Le ministre de l'Environnement David Heurtel veut aller de l'avant avec son système de consigne pour les bouteilles de vin. Or, voici qu'un obstacle important se dresse devant lui. Une étude de spécialistes commandée par son ministère recommande d'améliorer le tri des matières recyclables plutôt que de consigner le verre. En fait, au bout de 350 pages d'équations complexes, on constate que le système actuel est probablement le meilleur.

Après avoir relevé que les coûts de transport des contenants consignés variaient considérablement de province en province, les économistes du Centre de recherche en économie de l'environnement, de l'agroalimentaire, des transports et de l'énergie (CREATE) de l'Université Laval concluent : « Un tel degré d'incertitude incite à adopter une approche conservatrice. Compte tenu des particularités propres à chaque région [...], le meilleur système ressemble probablement à celui dont on dispose déjà. »

Constatant en début de journée que La Presse connaissait les grandes lignes du rapport, le ministre Heurtel a choisi de le rendre public, en soirée, sur le site internet de son ministère. Faisant le résumé de l'étude, M. Heurtel constate que la consigne est économiquement rentable pour les contenants à remplissage multiple, comme les bouteilles de bière, mais croit qu'il vaut quand même la peine d'étudier la consigne pour les bouteilles de vin.

Le Ministère retient aussi que « d'un point de vue économique, la collecte sélective demeure une voie privilégiée pour les contenants à usage unique ». En conséquence, les bouteilles de vin comme les bouteilles d'eau en plastique ont leur place dans les bacs verts ou bleus.

L'étude estime qu'il faudrait pousser davantage l'étude sur la consigne des bouteilles de vin, mais observe que la manutention des bouteilles d'eau en plastique ne saurait en aucun cas devenir rentable. Le ministre Heurtel souhaitait apporter aussi une solution pour ces contenants qui prolifèrent dans les lieux publics au Québec.

C'est une douche froide pour le ministre Heurtel, puisque dans un rapport préliminaire, le printemps dernier, le même organisme, le Centre de recherche en économie de l'environnement, concluait que la consigne du verre, notamment des bouteilles de la SAQ, serait économiquement rentable.
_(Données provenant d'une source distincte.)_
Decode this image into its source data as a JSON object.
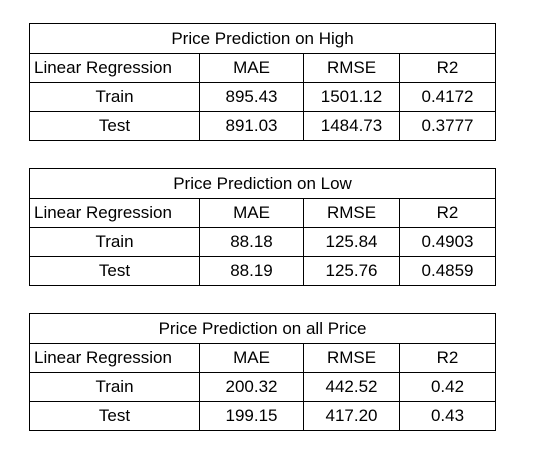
{
  "tables": [
    {
      "title": "Price Prediction on High",
      "header": {
        "model": "Linear Regression",
        "mae": "MAE",
        "rmse": "RMSE",
        "r2": "R2"
      },
      "rows": [
        {
          "label": "Train",
          "mae": "895.43",
          "rmse": "1501.12",
          "r2": "0.4172"
        },
        {
          "label": "Test",
          "mae": "891.03",
          "rmse": "1484.73",
          "r2": "0.3777"
        }
      ]
    },
    {
      "title": "Price Prediction on Low",
      "header": {
        "model": "Linear Regression",
        "mae": "MAE",
        "rmse": "RMSE",
        "r2": "R2"
      },
      "rows": [
        {
          "label": "Train",
          "mae": "88.18",
          "rmse": "125.84",
          "r2": "0.4903"
        },
        {
          "label": "Test",
          "mae": "88.19",
          "rmse": "125.76",
          "r2": "0.4859"
        }
      ]
    },
    {
      "title": "Price Prediction on all Price",
      "header": {
        "model": "Linear Regression",
        "mae": "MAE",
        "rmse": "RMSE",
        "r2": "R2"
      },
      "rows": [
        {
          "label": "Train",
          "mae": "200.32",
          "rmse": "442.52",
          "r2": "0.42"
        },
        {
          "label": "Test",
          "mae": "199.15",
          "rmse": "417.20",
          "r2": "0.43"
        }
      ]
    }
  ]
}
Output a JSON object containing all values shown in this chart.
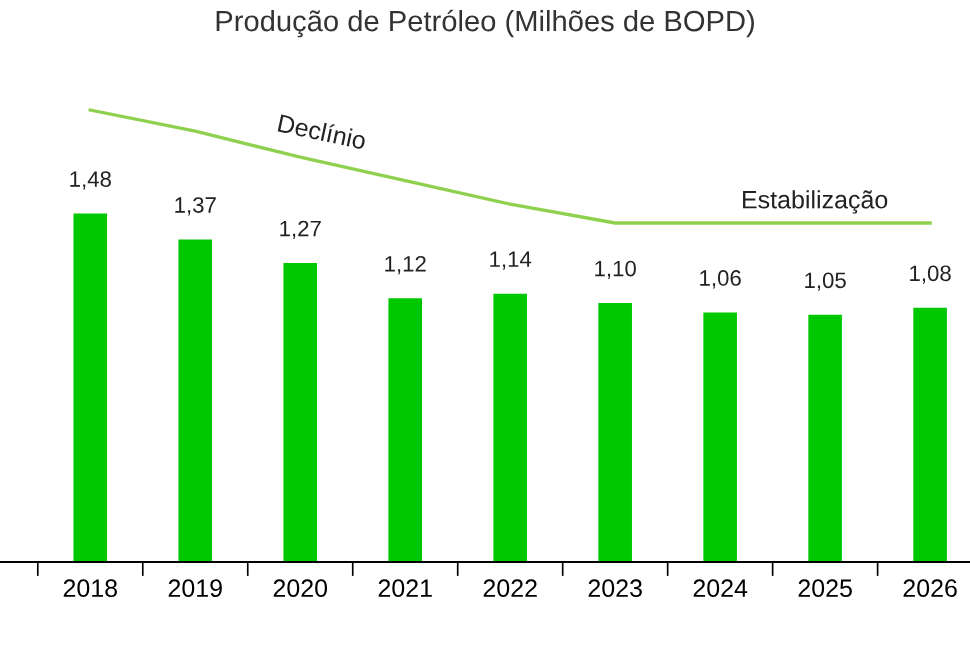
{
  "chart_data": {
    "type": "bar",
    "title": "Produção de Petróleo (Milhões de BOPD)",
    "categories": [
      "2018",
      "2019",
      "2020",
      "2021",
      "2022",
      "2023",
      "2024",
      "2025",
      "2026"
    ],
    "series": [
      {
        "color": "#00c800",
        "values": [
          1.48,
          1.37,
          1.27,
          1.12,
          1.14,
          1.1,
          1.06,
          1.05,
          1.08
        ],
        "value_labels": [
          "1,48",
          "1,37",
          "1,27",
          "1,12",
          "1,14",
          "1,10",
          "1,06",
          "1,05",
          "1,08"
        ]
      },
      {
        "type": "line",
        "color": "#8fd14f",
        "values": [
          1.92,
          1.83,
          1.72,
          1.62,
          1.52,
          1.44,
          1.44,
          1.44,
          1.44
        ]
      }
    ],
    "annotations": [
      "Declínio",
      "Estabilização"
    ],
    "grid": false,
    "legend": false
  }
}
Avant l'été, le ministre Heurtel avait reconnu en commission parlementaire qu'il avait reçu un rapport préliminaire, mais il préférait attendre les conclusions avant de formuler des commentaires. Le rapport avait été commandé sous le gouvernement de Pauline Marois.

Le ministère de l'Environnement doit incessamment rendre publique l'étude qui vient contrecarrer les plans du ministre Heurtel, d'autant que ce dernier ne jouit pas de l'appui de son collègue des Finances, le responsable de la Société des alcools, Carlos Leitao.

L'étude conclut qu'il vaudrait mieux consacrer des fonds à l'amélioration de l'efficacité des centres de tri chargés de séparer le verre des autres matières recyclables. L'idée de multiplier des centres de dépôt et des gobeuses de verre n'inspire pas les universitaires, qui évoquent même des risques de fraude, a-t-on appris de sources qui ont pris connaissance des conclusions.

Surtout, on estime que même si une consigne était appliquée sur les bouteilles de vin, le projet du ministre Heurtel visait une consigne à 25 cents la bouteille, les consommateurs ne seraient pas pour autant enclins à conserver ces contenants, qui de toute façon prendraient le chemin du bac de récupération, comme c'est le cas aujourd'hui. Les consommateurs optent spontanément pour le recyclage pour leurs contenants de la SAQ, une habitude bien ancrée, constate-t-on.

Il faut s'attendre à ce que les partisans de la consigne - la population y est très majoritairement favorable - fassent valoir que le CREATE a produit une étude qui s'est limitée à des considérations purement économiques, sans tenir compte d'enjeux plus globaux comme le réchauffement de la planète et les considérations sociales.